Z = validator.opls_.transform(X)

feature_df = pd.DataFrame()
feature_df['feature_name'] = wine_data['feature_names']
feature_df['feature_p_value'] = validator.feature_p_values_
feature_df['feature_loading'] = validator.pls_.x_loadings_
print(feature_df.loc[feature_df.feature_loading.abs().sort_values(ascending=False).index].to_markdown())  # Pandas 1.0+ required for to_markdown

Feature importances

feature_name feature_p_value feature_loading
12 proline 0.00990099 0.385955
9 color_intensity 0.00990099 0.381981
0 alcohol 0.00990099 0.379567
6 flavanoids 0.00990099 0.359975
5 total_phenols 0.00990099 0.336182
11 od280/od315_of_diluted_wines 0.00990099 0.299045
3 alcalinity_of_ash 0.00990099 -0.239887
2 ash 0.00990099 0.22916
7 nonflavanoid_phenols 0.00990099 -0.224338
4 magnesium 0.00990099 0.18662
8 proanthocyanins 0.00990099 0.181767
1 malic_acid 0.564356 0.0293328
10 hue 0.623762 0.0210777

References

  1. Johan Trygg and Svante Wold. Orthogonal projections to latent structures (O-PLS). J. Chemometrics 2002; 16: 119-128. DOI: 10.1002/cem.695
  2. Eugene Edington and Patrick Onghena. "Calculating P-Values" in Randomization tests, 4th edition. New York: Chapman & Hall/CRC, 2007, pp. 33-53. DOI: 10.1201/9781420011814.
  3. Johan A. Westerhuis, Ewoud J. J. van Velzen, Huub C. J. Hoefsloot, Age K. Smilde. Discriminant Q-squared for improved discrimination in PLSDA models.
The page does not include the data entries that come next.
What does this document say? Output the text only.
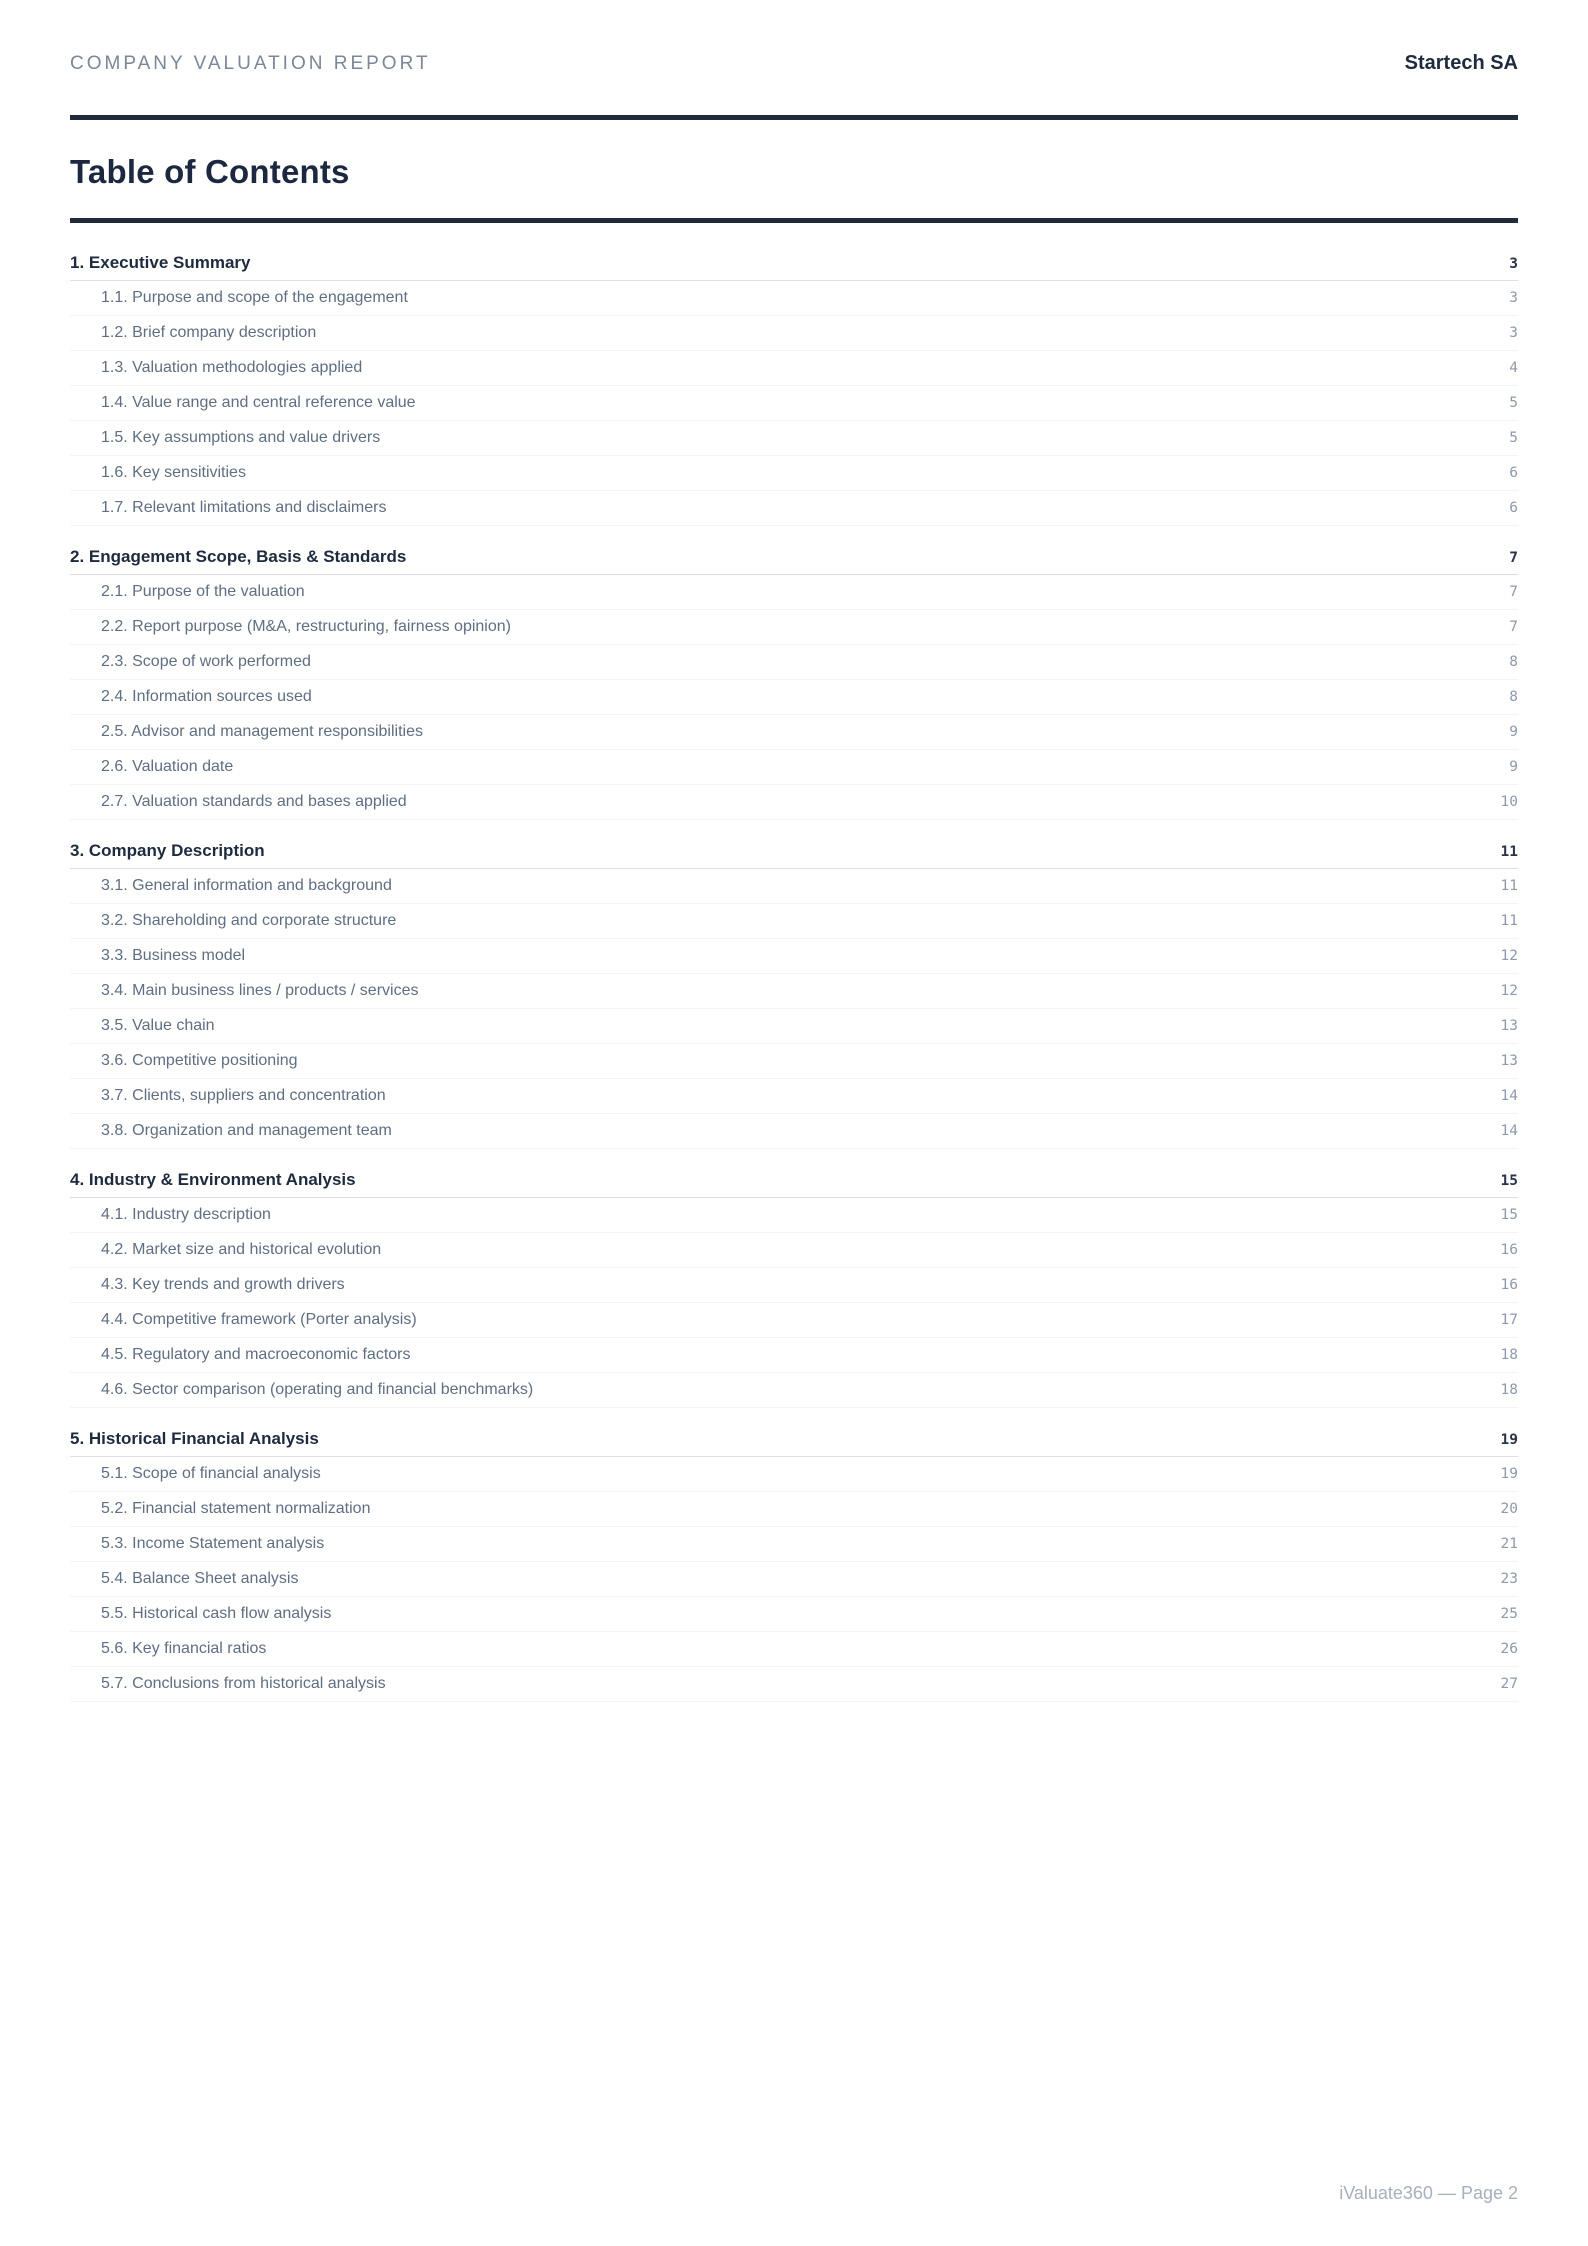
COMPANY VALUATION REPORT	Startech SA
Table of Contents
1. Executive Summary	3
1.1. Purpose and scope of the engagement	3
1.2. Brief company description	3
1.3. Valuation methodologies applied	4
1.4. Value range and central reference value	5
1.5. Key assumptions and value drivers	5
1.6. Key sensitivities	6
1.7. Relevant limitations and disclaimers	6
2. Engagement Scope, Basis & Standards	7
2.1. Purpose of the valuation	7
2.2. Report purpose (M&A, restructuring, fairness opinion)	7
2.3. Scope of work performed	8
2.4. Information sources used	8
2.5. Advisor and management responsibilities	9
2.6. Valuation date	9
2.7. Valuation standards and bases applied	10
3. Company Description	11
3.1. General information and background	11
3.2. Shareholding and corporate structure	11
3.3. Business model	12
3.4. Main business lines / products / services	12
3.5. Value chain	13
3.6. Competitive positioning	13
3.7. Clients, suppliers and concentration	14
3.8. Organization and management team	14
4. Industry & Environment Analysis	15
4.1. Industry description	15
4.2. Market size and historical evolution	16
4.3. Key trends and growth drivers	16
4.4. Competitive framework (Porter analysis)	17
4.5. Regulatory and macroeconomic factors	18
4.6. Sector comparison (operating and financial benchmarks)	18
5. Historical Financial Analysis	19
5.1. Scope of financial analysis	19
5.2. Financial statement normalization	20
5.3. Income Statement analysis	21
5.4. Balance Sheet analysis	23
5.5. Historical cash flow analysis	25
5.6. Key financial ratios	26
5.7. Conclusions from historical analysis	27
iValuate360 — Page 2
Metabolomics 2008; 4: 293-296. DOI: 10.1007/s11306-008-0126-2

Data Acknowledgment

The test dataset provided at pyopls/tests/colorectal_cancer_nmr.csv is available at the NIH Common Fund's National Metabolomics Data Repository (NMDR) website, the Metabolomics Workbench, [https://metabolomicsworkbench.org] where it has been assigned Project ID PR000227. The data can be accessed directly via it's Project DOI 10.21228/M89P43. This work is supported by NIH grant, U2C-DK119886.

Note: The test dataset consists only of those spectra belonging to samples labeled "Colorectal Cancer" or "Healthy Control". The "target" variable has the value -1 for samples labeled "Healthy Control" and value +1 for samples labeled "Colorectal Cancer".